Weekly mortgage application volume fell 3.1% last week, despite falling interest rates. Cramer expects another weak reading, due to a low supply of homes listed on the market.
"I'm also betting we get a weak producer price index figure, and that's good," he said. "It gives more ammo to the doves on the Federal Reserve who want to lower rates ASAP, like they should."
Aurora Cannabis is scheduled to report earnings after the market closes. After it turned in two consecutive quarters of losses, Wall Street expects another 5 cent loss per share in the weed company's fiscal fourth quarter, based on FactSet.
"I'm starting to think that the pot stocks have become too hated," the host said.
Consumer Price Index in the U.S. could be "tame," another reason for an interest rate cut, Cramer said.
Kroger reports earnings in the morning.
"If you want to know how the CPI could be low, just listen in on Kroger's conference call," the host said. "This supermarket chain simply cannot raise prices to save its life ... because the world's dominated by" Amazon, Walmart, Costco and Target.
Broadcom is out with earnings from its July quarter at the end of the trade day. Cramer is keeping his eye on it on the premise that it could be the "most important earnings call of the week" in large part because of its exposure to China. The semiconductor company is also paying more than $10 billion for Symantec's enterprise business. Wall Street is estimating a $5.14 EPS, according to FactSet.

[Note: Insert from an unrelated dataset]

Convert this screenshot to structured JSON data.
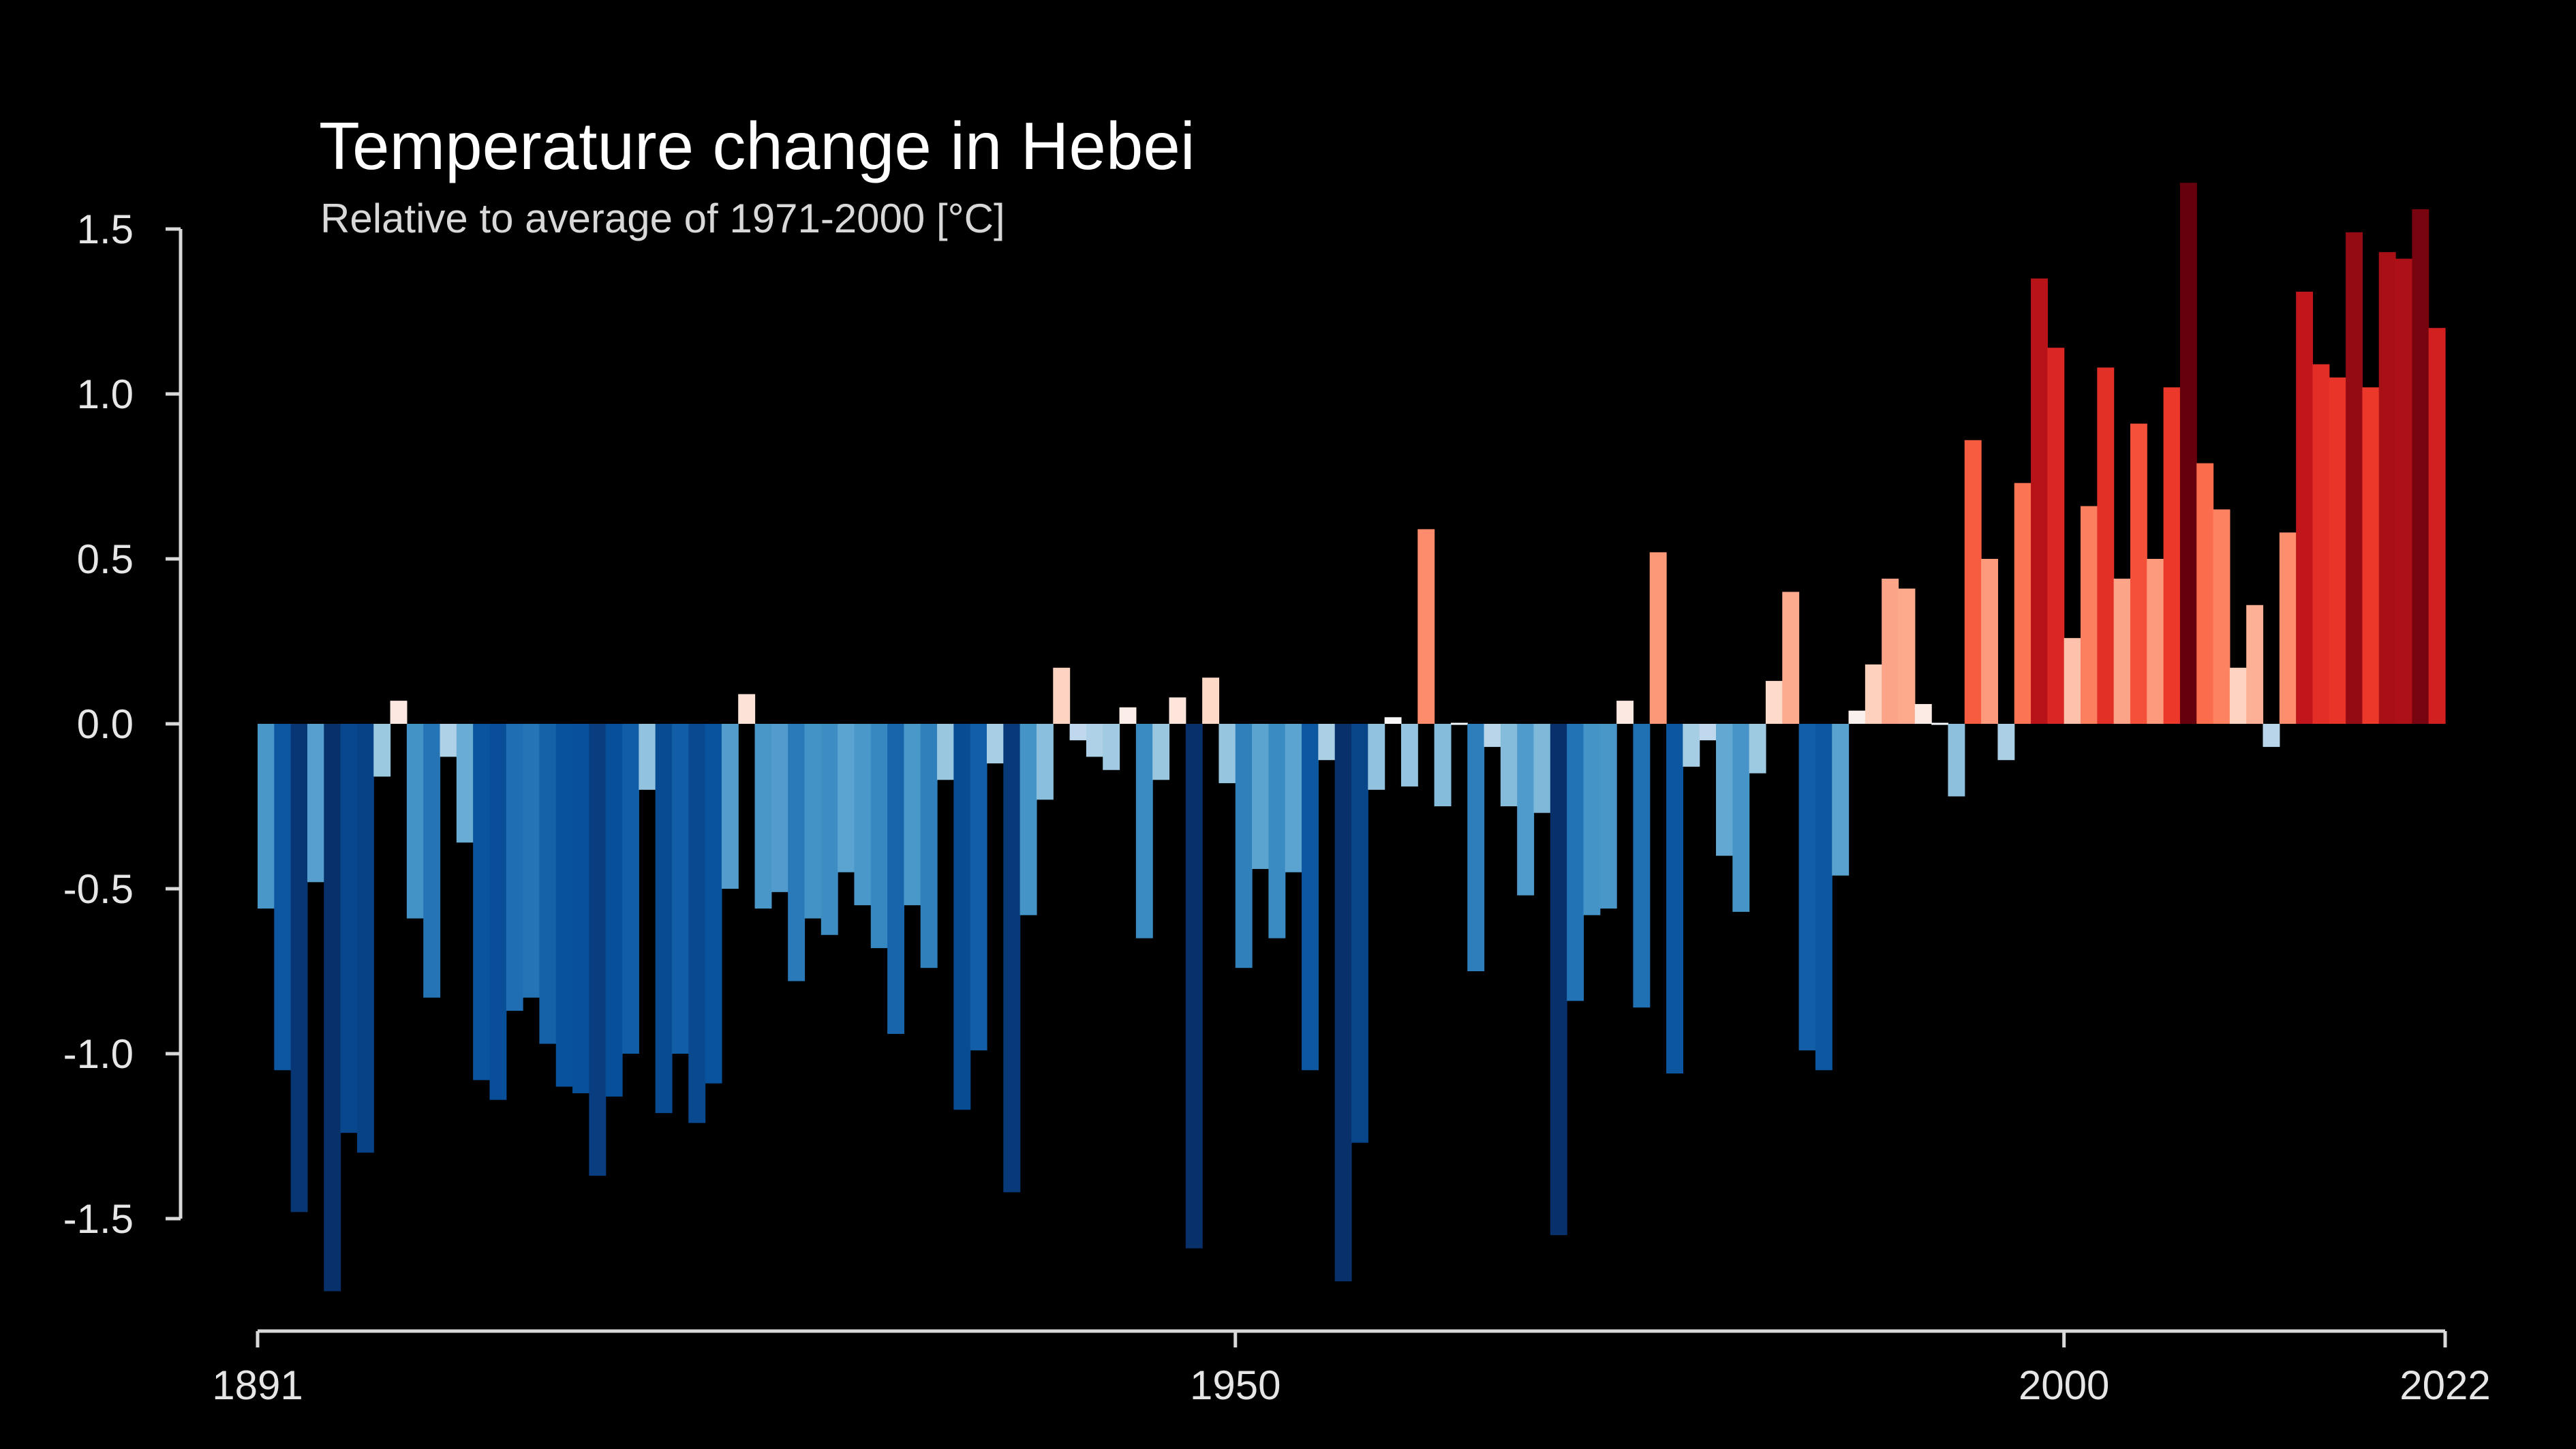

"Broadcom's CEO Hock Tan is both wily and tough, and boy does he like to buy his stock back," Cramer said. "I bet he delivers a terrific quarter."
U.S. retail sales rose 0.7% in July. The public will get an updated look at consumer confidence and the shopping trends from bricks to clicks when the Commerce Department releases the latest retail data. Cramer is expecting numbers to be weak across the board, except at companies in his WATCH list — Walmart, Amazon, Target, Costco and Home Depot.
Disclosure: Cramer's charitable trust owns shares of Amazon and Home Depot.